Четвертая часть — еще одно скерцо, сказочно-фантастическое, в духе Мендельсона или, скорее, Глинки. Отдельные инструменты и их группы перекликаются, создавая мрачную, тревожащую воображение картину. Музыка «страшит и пугает трепетно скользящими призрачными тенями» (Б. Асафьев). Средний раздел части — таинственный марш, в котором слышится один из мотивов траурного вступления симфонии. В причудливо искаженном звучании он вызывает ассоциации с шествием злых сил.

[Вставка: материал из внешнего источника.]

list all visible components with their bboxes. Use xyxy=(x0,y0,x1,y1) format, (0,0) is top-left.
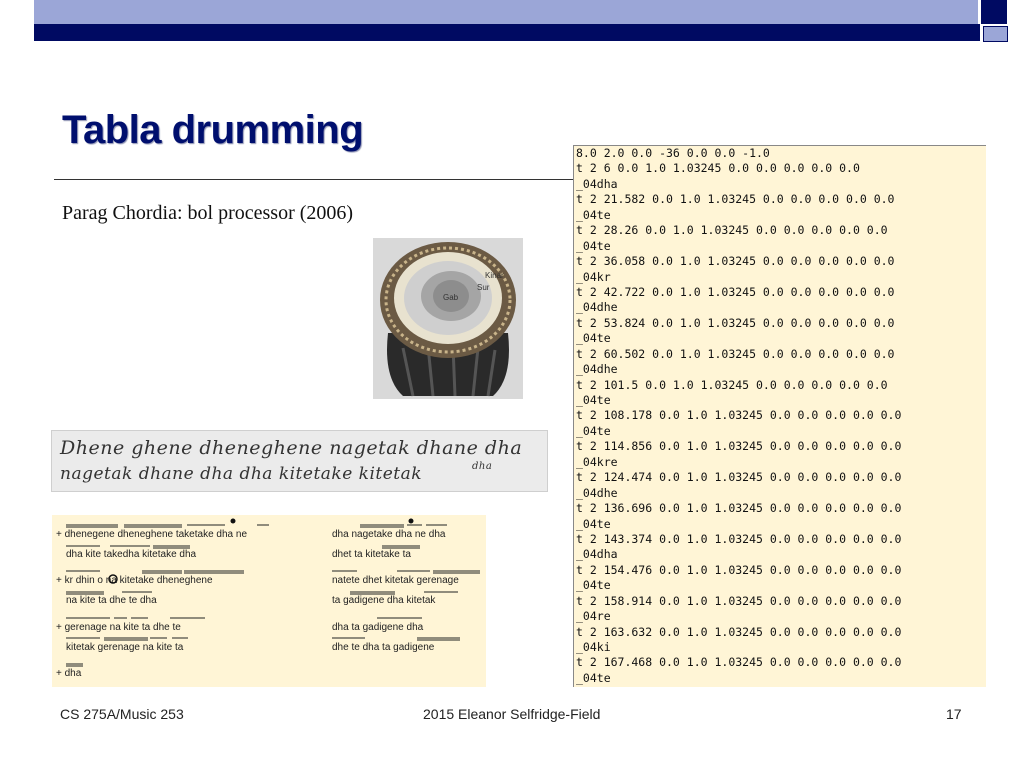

Финал, построенный в форме рондо-сонаты, ярок, полон блеска. Торжественный, импозантный и несколько чопорный полонез (из-за него симфонию иногда называют «Польской») создает смысловую арку с праздничной главной партией первой части. Вторая тема финала — широко распетая мелодия в духе народных. Третья тема (второй эпизод рондо) носит шутливый характер. Вместо разработки повторяется начало полонеза, на основе первых тактов которого композитор разворачивает продолжительное фугато, создающее нарастание звучности до большой сверкающей кульминации. Заключение симфонии — величественный апофеоз.
Премьера симфонии состоялась 7 ноября 1875 года в Москве под управлением Николая Рубинштейна и вызвала, по словам одного из рецензентов, «видимое удовольствие слушателей». А всего через два с небольшим месяца симфония прозвучала и в Петербурге под управлением Эдуарда Направника — великолепного дирижера, музыкального руководителя Мариинского театра, с которым Чайковского связывали чувства взаимной приязни и уважения. Композитор присутствовал на репетициях и концерте. В письме брату он сообщал, что симфония «прошла очень хорошо и имела значительный успех. Меня очень дружно вызывали и рукоплескали». Отзывы прессы были положительными. Среди них выделилась статья известного критика Г. Лароша, который, в частности, писал: «По силе содержания, по разнообразному богатству формы, по благородству стиля, запечатленному самобытным, индивидуальным творчеством, и по редкому совершенству техники симфония г. Чайковского составляет одно из капитальных явлений музыки последних лет».